SPRINGFIELD — Several Democratic state lawmakers called a virtual news conference Thursday morning in support of ethics reforms, hours before news broke that another Democratic state senator was charged with a federal crime.
A number of the nine initiatives proposed by the Democrats echo reforms called for by Republicans in recent months. Lawmakers should not lobby officials at any level of government or be allowed to jump into lobbying immediately after leaving office, both parties agree.
They are also in favor of establishing term limits for leadership positions. The Senate has such a provision in its rules, but the House does not.
These “nine steps to restoring trust in Illinois government,” Democratic legislators said, can be tackled in the November veto session when the chambers are scheduled to convene in Springfield. Republicans, though, requested Gov. J.B. Pritzker call a special session before then.
During the news conference, it was not yet reported that Sen. Terry Link, D-Indian Creek, had been charged with tax fraud Thursday.
Many questions pertained to House Speaker Michael Madigan.
Almost all of the 10 participants said their list of lobbying, legislative and leadership proposals was not a reaction to recent controversy surrounding Madigan.
The Chicago Democrat was implicated in a federal investigation charging utility giant Commonwealth Edison with one count of bribery. Madigan was also named in a potential class action lawsuit arguing the speaker and utility company should pay “at least” $450 million to almost 4 million Illinoisans affected by the alleged extortion scandal.
“This isn’t about one person in the state of Illinois. This is about the General Assembly,” Sen. Melinda Bush, a Democrat from Grayslake, said. “This is about adopting ethics changes that will really address what has been a systemic culture…and the belief that we must stand up today and make it clear that we are here to address those issues and move forward.”
Freshman Rep. Mary Edly-Allen, from Libertyville, added when reporters asked whether the coalition’s proposed initiatives are responding to the recent federal actions entangling Madigan, “it just takes the air out of this balloon that we are trying to blow up.”
“If he were gone, we still have systemic changes that need to happen in the environment in Springfield,” she added. “I’m sorry if I sound really frustrated and angry, because I am. It’s much bigger than that.”
Rep. Kelly Cassidy, a Democrat from Chicago, said ethics legislation is a major issue, along with calls for police reform made by members of the Black and Latino Causes.
“We’re facing a lot of crises on multiple fronts. The General Assembly needs to prove to the citizens of Illinois that we can walk and chew gum at the same time and make historic and significant ethics reform a reality,” Rep.

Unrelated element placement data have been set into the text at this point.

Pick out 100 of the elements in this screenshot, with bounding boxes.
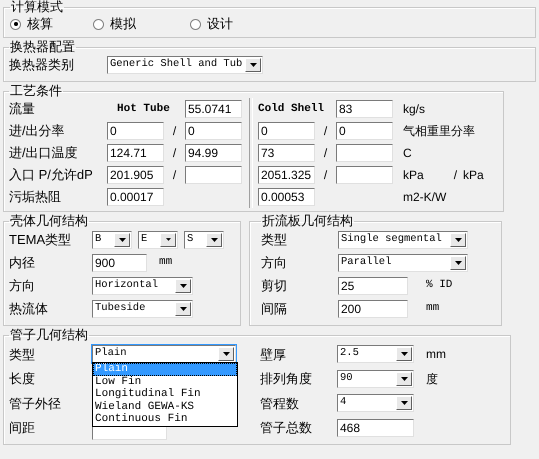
caret-icon bbox=[222, 352, 230, 356]
dropdown-value: 4 bbox=[340, 395, 346, 410]
dropdown[interactable]: B bbox=[92, 230, 132, 248]
dropdown-button[interactable] bbox=[450, 256, 466, 270]
dropdown[interactable]: Plain bbox=[92, 345, 236, 364]
input-field[interactable]: 73 bbox=[258, 144, 315, 162]
dropdown-value: Parallel bbox=[341, 254, 392, 270]
dropdown[interactable]: Single segmental bbox=[338, 230, 468, 248]
unit-label: C bbox=[403, 145, 412, 162]
group-title: 工艺条件 bbox=[9, 84, 63, 98]
dropdown-option[interactable]: Low Fin bbox=[93, 376, 237, 388]
radio-button[interactable]: 模拟 bbox=[93, 14, 190, 34]
dropdown-button[interactable] bbox=[175, 302, 191, 316]
caret-icon bbox=[400, 401, 408, 406]
input-field[interactable]: 94.99 bbox=[185, 144, 242, 162]
caret-icon bbox=[180, 306, 186, 310]
field-label: 热流体 bbox=[9, 300, 49, 318]
field-label: 入口 P/允许dP bbox=[9, 166, 94, 184]
input-field[interactable]: 468 bbox=[337, 418, 414, 437]
input-field[interactable]: 0 bbox=[185, 122, 242, 140]
input-field[interactable] bbox=[336, 144, 393, 162]
dropdown-value: B bbox=[95, 232, 102, 247]
input-field[interactable]: 83 bbox=[336, 100, 393, 118]
input-field[interactable]: 25 bbox=[338, 276, 408, 294]
separator-text: / bbox=[172, 123, 178, 140]
dropdown-button[interactable] bbox=[396, 372, 412, 386]
dropdown-button[interactable] bbox=[396, 347, 412, 362]
dropdown[interactable]: Parallel bbox=[338, 254, 468, 272]
dropdown-option[interactable]: Continuous Fin bbox=[93, 413, 237, 426]
input-field[interactable]: 0.00017 bbox=[107, 188, 164, 206]
dropdown-value: S bbox=[187, 232, 194, 247]
dropdown[interactable]: 4 bbox=[337, 394, 414, 412]
dropdown-option[interactable]: Wieland GEWA-KS bbox=[93, 400, 237, 414]
dropdown-button[interactable] bbox=[114, 232, 130, 246]
input-field[interactable]: 2051.325 bbox=[258, 166, 315, 184]
caret-icon bbox=[400, 352, 408, 356]
caret-icon bbox=[180, 284, 186, 288]
field-label: 方向 bbox=[261, 254, 288, 272]
field-label: 换热器类别 bbox=[9, 56, 75, 74]
dropdown-button[interactable] bbox=[206, 232, 222, 246]
dropdown-button[interactable] bbox=[450, 232, 466, 246]
caret-icon bbox=[250, 63, 256, 67]
field-label: 污垢热阻 bbox=[9, 188, 62, 206]
input-field[interactable]: 0 bbox=[107, 122, 164, 140]
dropdown[interactable]: Tubeside bbox=[92, 300, 193, 318]
input-field[interactable]: 55.0741 bbox=[185, 100, 242, 118]
radio-button[interactable]: 设计 bbox=[190, 14, 287, 34]
dropdown[interactable]: E bbox=[138, 230, 178, 248]
dropdown-value: 2.5 bbox=[340, 346, 359, 362]
column-header: Hot Tube bbox=[116, 102, 171, 117]
caret-icon bbox=[454, 260, 462, 264]
input-field[interactable]: 0 bbox=[336, 122, 393, 140]
group-title: 折流板几何结构 bbox=[261, 214, 354, 228]
caret-icon bbox=[118, 238, 126, 242]
unit-label: mm bbox=[425, 346, 446, 364]
group-title: 计算模式 bbox=[10, 0, 64, 14]
unit-label: mm bbox=[425, 301, 440, 316]
field-label: 间距 bbox=[9, 419, 36, 437]
dropdown[interactable]: 90 bbox=[337, 370, 414, 388]
dropdown-button[interactable] bbox=[160, 232, 176, 246]
unit-label: % ID bbox=[425, 278, 452, 294]
field-label: 剪切 bbox=[261, 276, 288, 295]
group-title: 换热器配置 bbox=[9, 40, 76, 54]
input-field[interactable] bbox=[185, 166, 242, 184]
separator-text: / bbox=[454, 167, 458, 184]
unit-label: 度 bbox=[425, 370, 438, 388]
input-field[interactable] bbox=[336, 166, 393, 184]
separator-text: / bbox=[172, 167, 178, 184]
dropdown[interactable]: S bbox=[184, 230, 224, 248]
separator-text: / bbox=[172, 145, 178, 162]
dropdown-value: Generic Shell and Tub bbox=[110, 57, 242, 72]
radio-button[interactable]: 核算 bbox=[10, 14, 93, 34]
field-label: 排列角度 bbox=[260, 370, 313, 388]
field-label: 管子外径 bbox=[9, 394, 62, 412]
field-label: 流量 bbox=[9, 100, 36, 118]
separator-text: / bbox=[322, 123, 328, 140]
dropdown-button[interactable] bbox=[175, 278, 191, 292]
dropdown[interactable]: Horizontal bbox=[92, 276, 193, 294]
field-label: 长度 bbox=[9, 370, 36, 388]
dropdown-button[interactable] bbox=[245, 58, 261, 72]
input-field[interactable]: 124.71 bbox=[107, 144, 164, 162]
dropdown-button[interactable] bbox=[218, 347, 234, 362]
field-label: 间隔 bbox=[261, 300, 288, 318]
unit-label: kPa bbox=[403, 167, 424, 184]
dropdown-button[interactable] bbox=[396, 396, 412, 410]
dropdown[interactable]: 2.5 bbox=[337, 345, 414, 364]
unit-label: mm bbox=[158, 255, 172, 270]
caret-icon bbox=[166, 238, 170, 241]
dropdown-value: Horizontal bbox=[95, 278, 158, 293]
input-field[interactable]: 200 bbox=[338, 300, 408, 318]
dropdown-value: Plain bbox=[95, 346, 127, 362]
unit-label: kg/s bbox=[403, 101, 426, 118]
input-field[interactable]: 900 bbox=[92, 254, 147, 272]
dropdown-option[interactable]: Longitudinal Fin bbox=[93, 388, 237, 401]
field-label: 进/出口温度 bbox=[9, 144, 79, 162]
separator-text: / bbox=[322, 167, 328, 184]
input-field[interactable]: 201.905 bbox=[107, 166, 164, 184]
dropdown[interactable]: Generic Shell and Tub bbox=[107, 56, 263, 74]
input-field[interactable]: 0.00053 bbox=[258, 188, 315, 206]
input-field[interactable]: 0 bbox=[258, 122, 315, 140]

Yoni Pizer, of Chicago, said. “…These nine measures outlined in this proposal represent a major step forward in that direction.”
Last year, Republicans in both chambers introduced bills addressing many of the same structural changes Democrats are now urging. They asked to vote on several of those measures during the abridged session in May.
When asked why this is the right moment to call for such reforms, Cassidy said she and her colleagues worked over the years on these ideas to fix ethical problems experienced by all four caucuses. If recent events are encouraging a bipartisan, bicameral group of lawmakers to focus on these measures, “the better” the outcome will be.
Rep. Bob Morgan, a freshman lawmaker from Deerfield, added Democrats “are not recreating the wheel” or “being overly dramatic.” Instead, they are looking to make rule changes most other states already implemented.
“I think everyone in this Zoom wants to pass police accountability reform, wants to pass climate change, and neither of those things can happen without a strong foundation in our Legislature, without a strong foundation in our government,” he said. “Part of that foundation is having an ethical structure.”
Many of the proposals announced Thursday were considered by the Joint Commission on Ethics and Lobbying Reform, the Democratic members of the panel said in an emailed statement.
That group is tasked with completing a report recommending legislation to make the same fixes the coalition of lawmakers said they wanted. It missed the March 31 deadline due to the novel coronavirus pandemic and it is unclear when the document will be presented to the General Assembly.
In its statement, the commission’s Democratic members added it can only “come up with ideas and suggestions,” not “file legislation.” The ideas shared Thursday are not yet formal legislative proposals.